Cutter: Let’s move on. What would you say has been your biggest challenge as a captain.
Planet: Climate change deniers. People used to love it when I showed up to save the day. These days, half the people just throw things at me and call me a tool of the liberal media.
Crunch: For me, it was when I had to stop the Soggies. They were a real menace!
Beckham: What the hell are you talking about?
Crunch: The Soggies – They’re an alien race dedicated to making cereal soggy.
Yzerman: And you stopped them? You’re like two feet tall, eh? What did you do to them, cut the roof of their mouths?

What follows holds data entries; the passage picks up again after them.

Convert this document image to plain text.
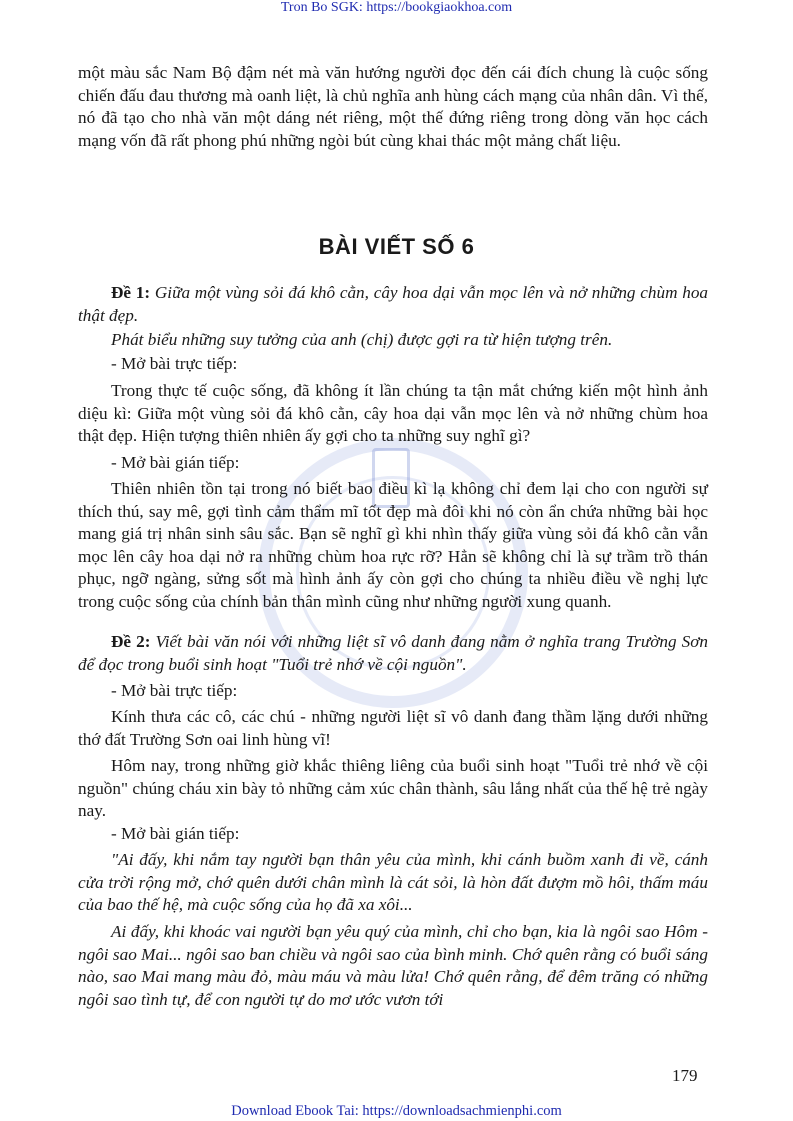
Tron Bo SGK: https://bookgiaokhoa.com

một màu sắc Nam Bộ đậm nét mà văn hướng người đọc đến cái đích chung là cuộc sống chiến đấu đau thương mà oanh liệt, là chủ nghĩa anh hùng cách mạng của nhân dân. Vì thế, nó đã tạo cho nhà văn một dáng nét riêng, một thế đứng riêng trong dòng văn học cách mạng vốn đã rất phong phú những ngòi bút cùng khai thác một mảng chất liệu.

BÀI VIẾT SỐ 6

Đề 1: Giữa một vùng sỏi đá khô cằn, cây hoa dại vẫn mọc lên và nở những chùm hoa thật đẹp.

Phát biểu những suy tưởng của anh (chị) được gợi ra từ hiện tượng trên.

- Mở bài trực tiếp:

Trong thực tế cuộc sống, đã không ít lần chúng ta tận mắt chứng kiến một hình ảnh diệu kì: Giữa một vùng sỏi đá khô cằn, cây hoa dại vẫn mọc lên và nở những chùm hoa thật đẹp. Hiện tượng thiên nhiên ấy gợi cho ta những suy nghĩ gì?

- Mở bài gián tiếp:

Thiên nhiên tồn tại trong nó biết bao điều kì lạ không chỉ đem lại cho con người sự thích thú, say mê, gợi tình cảm thẩm mĩ tốt đẹp mà đôi khi nó còn ẩn chứa những bài học mang giá trị nhân sinh sâu sắc. Bạn sẽ nghĩ gì khi nhìn thấy giữa vùng sỏi đá khô cằn vẫn mọc lên cây hoa dại nở ra những chùm hoa rực rỡ? Hẳn sẽ không chỉ là sự trầm trồ thán phục, ngỡ ngàng, sửng sốt mà hình ảnh ấy còn gợi cho chúng ta nhiều điều về nghị lực trong cuộc sống của chính bản thân mình cũng như những người xung quanh.

Đề 2: Viết bài văn nói với những liệt sĩ vô danh đang nằm ở nghĩa trang Trường Sơn để đọc trong buổi sinh hoạt "Tuổi trẻ nhớ về cội nguồn".

- Mở bài trực tiếp:

Kính thưa các cô, các chú - những người liệt sĩ vô danh đang thầm lặng dưới những thớ đất Trường Sơn oai linh hùng vĩ!

Hôm nay, trong những giờ khắc thiêng liêng của buổi sinh hoạt "Tuổi trẻ nhớ về cội nguồn" chúng cháu xin bày tỏ những cảm xúc chân thành, sâu lắng nhất của thế hệ trẻ ngày nay.

- Mở bài gián tiếp:

"Ai đấy, khi nắm tay người bạn thân yêu của mình, khi cánh buồm xanh đi về, cánh cửa trời rộng mở, chớ quên dưới chân mình là cát sỏi, là hòn đất đượm mồ hôi, thấm máu của bao thế hệ, mà cuộc sống của họ đã xa xôi...

Ai đấy, khi khoác vai người bạn yêu quý của mình, chỉ cho bạn, kia là ngôi sao Hôm - ngôi sao Mai... ngôi sao ban chiều và ngôi sao của bình minh. Chớ quên rằng có buổi sáng nào, sao Mai mang màu đỏ, màu máu và màu lửa! Chớ quên rằng, để đêm trăng có những ngôi sao tình tự, để con người tự do mơ ước vươn tới

179

Download Ebook Tai: https://downloadsachmienphi.com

Crunch: Cap’n Crunch does not cut the roof of your mouth! Those are lies! Lies!
Kirk: The Soggies? That’s nothing. Try fighting the Borg some time.Yzerman: Wait, you never fought the Borg!
Kirk:I know, but now that my timeline was rebooted I probably will.
Planet: What was up with that whole timeline alteration thing, anyway?
Kirk: Seriously, I don’t know. It didn’t make much sense to me either. But it’s not like we should have expected logic in time travel when the movie was written by the creator of Lost.
Planet: Speaking of movies, did you hear that they’re making a movie about me?
Kirk: Dear Lord, that is going to suck so hard. Is Hollywood really that out of ideas?
Planet: Pretty much. I’m just hoping that they have Vin Diesel play me.
Beckham: I would go with Rob Schneider.
Planet: You better watch it. You don’t want to get on my bad side. I can go HAM if I want to:
Cutter: Guys, we’re running low on time. Is there anything you’d like to add?
All: Do you have –
Cutter: Keeping in mind that I already explained that I don’t have any illegal drugs with me.
Cutter: Thank you, guys. This has been quite educational.